Nearly 60% of CPG executives say they’re prioritizing AI to improve costs — but largely just for tasks like forecasting and back-office process automation. Traditional levers like portfolio optimization and dealmaking follow closely behind. That proximity says a lot. Most established companies still view AI as another efficiency tool. They're centralizing AI, analytics and personalization to help drive competitive advantage with speed. They’re also using it to build smarter product pipelines, reshape consumer engagement and unlock new revenue models.
And while 93% of survey respondents say they expect the industry to become more tech-driven and collaborative, only 59% believe AI agents will play a significant role in owning the end consumer relationship within five years. That’s a critical gap, one that points to a misunderstanding or even denial about the speed of change. The rise of agentic AI is real, and many incumbents may be underestimating how quickly product design and marketing are being upended by AI-native challengers. To compete, CPG leaders should treat AI as a core component of their growth strategy.
Most CPG companies face a difficult landscape, with nearly half of all executives surveyed citing external forces — consumer preferences, competitive pressure and economic uncertainty — as top barriers to growth. But companies projecting 5% or more revenue growth over the next five years are taking a more focused approach to innovation.
With SKU counts still high and shelf space saturated, many CPG companies are under pressure to simplify. The emphasis is shifting from launching more products to building smarter portfolios — with offerings that could expand into new categories if they align precisely with consumer needs. And that discipline will likely extend to deal strategy, too. In other industries, targeted acquisitions and alliances focused on differentiated capabilities have proven to be powerful complements to internal R&D.
Talking about innovation, among companies forecasting higher-than-average growth, 34% plan to invest in sustainability, compared to just 20% of their slower-growing peers. Leaders are shifting from treating sustainability as a compliance exercise to using it as a core business strategy resulting in ROI and overall growth. And with rising consumer demand for transparency, more companies are building capabilities like performance management, smart packaging and behavior-based segmentation to drive both accountability and advantage.
Retail may remain the dominant channel for most CPG companies in the near term, but e-commerce is gaining ground and significance. Most executives clearly see DTC as essential to strategy. In fact, our survey respondents expect self-enabled DTC to grow as a share of revenue, seeing it rise from its current state of 10% to 15% by 2030, while retail and wholesale stagnate.

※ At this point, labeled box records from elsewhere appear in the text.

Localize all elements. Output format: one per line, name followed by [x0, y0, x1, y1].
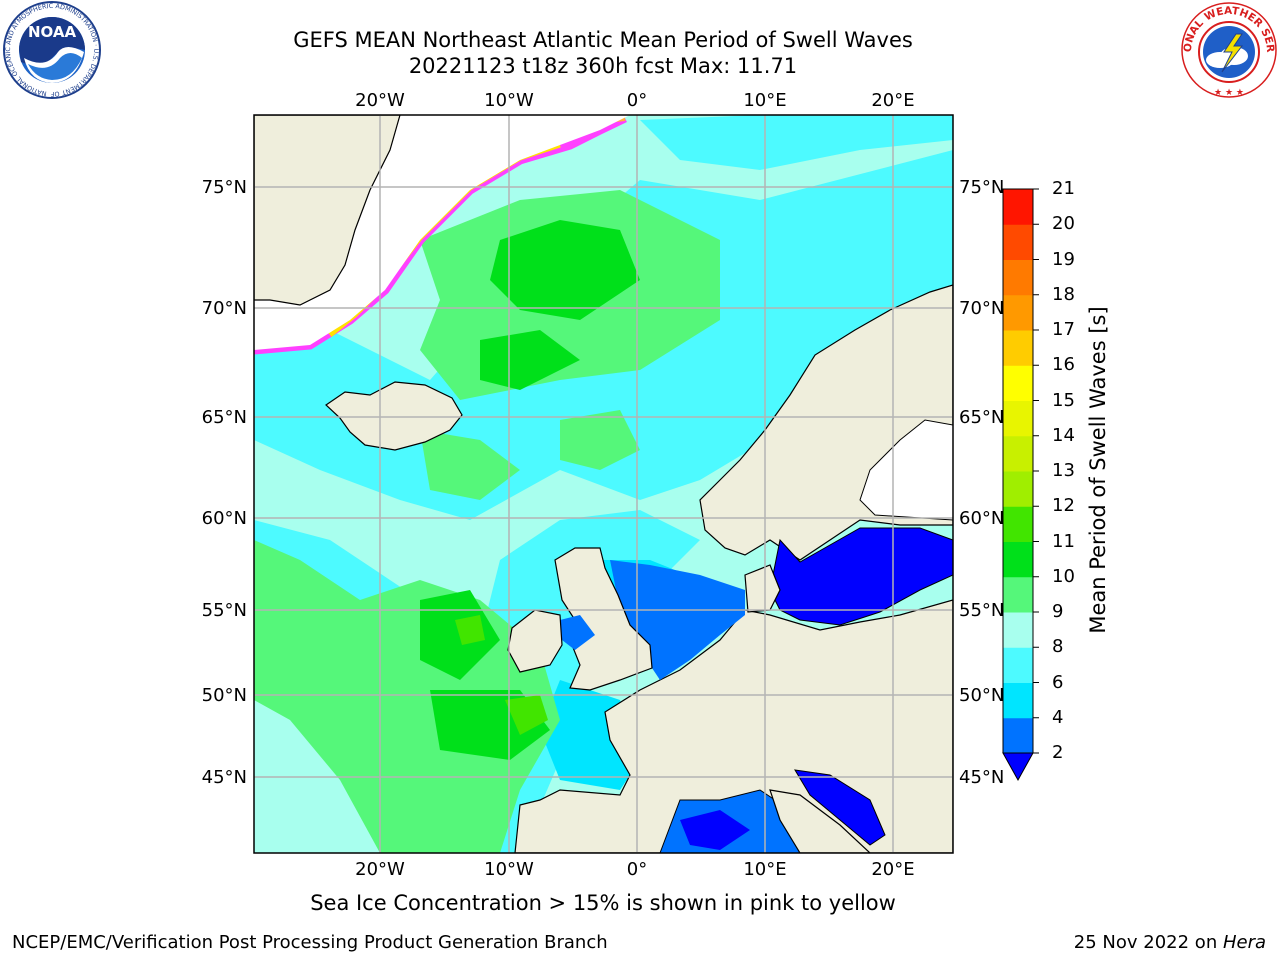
colorbar-label: 15	[1052, 389, 1075, 411]
lon-tick-top: 20°E	[871, 90, 914, 111]
lat-tick-right: 75°N	[959, 177, 1004, 198]
lat-tick-left: 75°N	[202, 177, 247, 198]
colorbar-under-extend	[1002, 752, 1034, 782]
svg-text:★ ★ ★: ★ ★ ★	[1214, 88, 1244, 98]
lon-tick-top: 0°	[627, 90, 647, 111]
colorbar-label: 13	[1052, 460, 1075, 481]
colorbar-segment	[1003, 682, 1033, 719]
sea-ice-footnote: Sea Ice Concentration > 15% is shown in …	[310, 891, 896, 915]
lat-tick-left: 45°N	[202, 767, 247, 788]
lat-tick-right: 60°N	[959, 508, 1004, 529]
lat-tick-right: 45°N	[959, 767, 1004, 788]
colorbar-label: 14	[1052, 424, 1075, 446]
lon-tick-bottom: 10°W	[484, 859, 534, 880]
lat-tick-right: 50°N	[959, 685, 1004, 706]
colorbar-segment	[1003, 576, 1033, 613]
lat-tick-left: 55°N	[202, 600, 247, 621]
greenland-land	[254, 115, 401, 306]
colorbar-segment	[1003, 259, 1033, 296]
colorbar-segment	[1003, 435, 1033, 472]
colorbar-label: 12	[1052, 495, 1075, 517]
noaa-logo-text: NOAA	[28, 23, 77, 41]
colorbar-label: 6	[1052, 671, 1064, 693]
map-frame	[253, 114, 954, 854]
footer-host: Hera	[1222, 932, 1266, 953]
colorbar-label: 4	[1052, 706, 1064, 728]
map-gridlines	[254, 115, 953, 853]
iceland-land	[325, 381, 463, 451]
chart-subtitle: 20221123 t18z 360h fcst Max: 11.71	[408, 54, 798, 78]
footer-date-text: 25 Nov 2022 on	[1073, 932, 1223, 953]
adriatic-sea	[794, 769, 886, 846]
colorbar-label: 2	[1052, 742, 1064, 763]
colorbar-segment	[1003, 330, 1033, 366]
colorbar-label: 17	[1052, 319, 1075, 340]
colorbar-label: 10	[1052, 565, 1075, 587]
colorbar-label: 18	[1052, 283, 1075, 305]
noaa-logo: NATIONAL OCEANIC AND ATMOSPHERIC ADMINIS…	[0, 0, 101, 99]
colorbar-label: 9	[1052, 601, 1064, 622]
colorbar-label: 19	[1052, 248, 1075, 270]
colorbar-title: Mean Period of Swell Waves [s]	[1086, 306, 1110, 634]
footer-credit: NCEP/EMC/Verification Post Processing Pr…	[12, 932, 608, 953]
lon-tick-bottom: 20°W	[355, 859, 405, 880]
ireland-land	[507, 609, 563, 673]
colorbar-label: 8	[1052, 636, 1064, 658]
colorbar-segment	[1003, 717, 1033, 754]
colorbar-segment	[1003, 647, 1033, 683]
colorbar-label: 20	[1052, 213, 1075, 235]
colorbar-label: 16	[1052, 354, 1075, 376]
chart-title: GEFS MEAN Northeast Atlantic Mean Period…	[293, 28, 913, 52]
lat-tick-left: 60°N	[202, 508, 247, 529]
colorbar-segment	[1003, 400, 1033, 437]
lon-tick-top: 20°W	[355, 90, 405, 111]
lat-tick-left: 50°N	[202, 685, 247, 706]
lon-tick-bottom: 20°E	[871, 859, 914, 880]
lon-tick-bottom: 10°E	[743, 859, 786, 880]
lat-tick-right: 55°N	[959, 600, 1004, 621]
lat-tick-left: 70°N	[202, 298, 247, 319]
footer-date: 25 Nov 2022 on Hera	[1074, 932, 1266, 953]
colorbar-segment	[1003, 224, 1033, 260]
colorbar-label: 21	[1052, 178, 1075, 199]
lon-tick-top: 10°E	[743, 90, 786, 111]
lat-tick-left: 65°N	[202, 407, 247, 428]
colorbar-segment	[1003, 506, 1033, 542]
colorbar-label: 11	[1052, 530, 1075, 552]
colorbar-segment	[1003, 471, 1033, 507]
lat-tick-right: 65°N	[959, 407, 1004, 428]
lon-tick-top: 10°W	[484, 90, 534, 111]
colorbar-segment	[1003, 612, 1033, 648]
baltic-sea	[769, 527, 953, 626]
lat-tick-right: 70°N	[959, 298, 1004, 319]
lon-tick-bottom: 0°	[627, 859, 647, 880]
colorbar-segment	[1003, 294, 1033, 331]
colorbar	[1002, 188, 1039, 782]
colorbar-segment	[1003, 189, 1033, 225]
nws-logo: NATIONAL WEATHER SERVICE ★ ★ ★	[1178, 0, 1277, 98]
colorbar-segment	[1003, 541, 1033, 578]
colorbar-segment	[1003, 365, 1033, 401]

Why might this be the case? Because leaders know that owning the interaction means owning the insight. It enables CPGs to generate real-time data, shape experiences across the value chain. For marketers and tech leaders, it unlocks faster learning. For CFOs, it safeguards margins and boosts lifetime value.
And as DTC scales, it could open the door to convergence. Leading companies could use DTC not just to sell products but to potentially build cross-category ecosystems, in ways that can engage the whole consumer, beyond just a product.

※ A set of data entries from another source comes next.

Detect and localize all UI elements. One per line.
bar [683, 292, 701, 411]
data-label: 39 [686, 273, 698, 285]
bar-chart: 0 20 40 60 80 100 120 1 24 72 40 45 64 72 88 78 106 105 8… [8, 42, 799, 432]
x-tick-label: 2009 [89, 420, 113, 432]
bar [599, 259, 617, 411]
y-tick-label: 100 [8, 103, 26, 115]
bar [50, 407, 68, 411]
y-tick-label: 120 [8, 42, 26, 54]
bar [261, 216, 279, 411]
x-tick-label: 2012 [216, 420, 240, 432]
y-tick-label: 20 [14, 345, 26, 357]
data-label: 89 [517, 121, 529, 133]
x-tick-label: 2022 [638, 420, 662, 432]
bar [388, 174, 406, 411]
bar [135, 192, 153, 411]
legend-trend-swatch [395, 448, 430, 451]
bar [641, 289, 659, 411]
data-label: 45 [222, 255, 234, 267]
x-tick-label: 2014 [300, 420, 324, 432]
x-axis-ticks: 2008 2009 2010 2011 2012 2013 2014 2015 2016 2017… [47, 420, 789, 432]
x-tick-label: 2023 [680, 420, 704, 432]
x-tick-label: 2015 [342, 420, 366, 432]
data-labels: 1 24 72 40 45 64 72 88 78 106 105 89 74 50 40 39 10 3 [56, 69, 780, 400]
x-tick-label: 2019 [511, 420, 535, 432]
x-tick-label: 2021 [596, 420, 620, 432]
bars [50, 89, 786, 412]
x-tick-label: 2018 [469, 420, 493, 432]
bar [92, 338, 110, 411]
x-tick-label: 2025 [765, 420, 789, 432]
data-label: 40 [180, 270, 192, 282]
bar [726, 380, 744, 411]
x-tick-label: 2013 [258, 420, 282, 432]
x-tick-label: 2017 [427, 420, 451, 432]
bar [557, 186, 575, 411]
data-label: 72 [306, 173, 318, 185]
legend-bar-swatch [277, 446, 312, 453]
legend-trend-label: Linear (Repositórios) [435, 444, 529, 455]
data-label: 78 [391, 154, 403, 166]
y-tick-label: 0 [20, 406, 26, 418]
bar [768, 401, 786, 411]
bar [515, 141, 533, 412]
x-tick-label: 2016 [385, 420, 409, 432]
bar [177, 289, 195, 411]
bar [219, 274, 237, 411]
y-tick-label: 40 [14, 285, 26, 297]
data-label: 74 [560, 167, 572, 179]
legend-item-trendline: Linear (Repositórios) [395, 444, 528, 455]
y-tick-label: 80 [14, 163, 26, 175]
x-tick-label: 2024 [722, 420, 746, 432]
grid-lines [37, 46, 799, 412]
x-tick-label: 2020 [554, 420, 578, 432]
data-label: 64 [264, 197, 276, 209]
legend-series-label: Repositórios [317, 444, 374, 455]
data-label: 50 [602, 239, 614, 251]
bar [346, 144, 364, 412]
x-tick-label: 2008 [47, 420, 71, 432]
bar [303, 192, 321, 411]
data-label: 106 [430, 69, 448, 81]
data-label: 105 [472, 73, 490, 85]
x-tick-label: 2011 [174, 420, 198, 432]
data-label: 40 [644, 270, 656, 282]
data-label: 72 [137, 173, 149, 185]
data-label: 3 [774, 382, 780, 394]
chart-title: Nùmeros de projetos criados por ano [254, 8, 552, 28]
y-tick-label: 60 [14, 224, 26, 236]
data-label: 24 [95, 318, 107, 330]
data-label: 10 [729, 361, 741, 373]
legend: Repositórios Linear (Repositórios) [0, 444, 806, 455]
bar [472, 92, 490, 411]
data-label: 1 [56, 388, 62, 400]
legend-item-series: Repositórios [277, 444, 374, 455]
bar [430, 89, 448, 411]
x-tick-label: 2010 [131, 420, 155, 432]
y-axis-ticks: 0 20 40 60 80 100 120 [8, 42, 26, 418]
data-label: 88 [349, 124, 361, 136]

As consumers increasingly connect their food choices to their health, lifestyle and values, and more people consider using GLP-1s, the boundaries between traditional product categories will likely blur. For CPGs, that means there's a real opportunity to serve people more holistically.
Despite the attention on AI and digital transformation, the No. 1 challenge to organizational change isn’t cost or technology. According to nearly half of our survey respondents, it's misaligned stakeholder interests, followed by a lack of clear vision. Legacy structures and cultural inertia remain deeply embedded, and large-scale efforts to self-disrupt falter when even one function or region isn't fully on board.
This finding reframes the blocker as a human issue — not a technological one. For CEOs, it’s a call to redesign operating models and to align incentives and drive unified action.
For CPG companies, the future won’t be won by speed or scale alone. It will be shaped by those who self-disrupt. Our survey reveals a sector ready to evolve, and leaders willing to confront what isn’t working. But evolution won’t come from investment alone. It will require the courage to challenge old assumptions, trust new systems and lead decisively. This is not a time to wait for clarity. It’s the time to create it.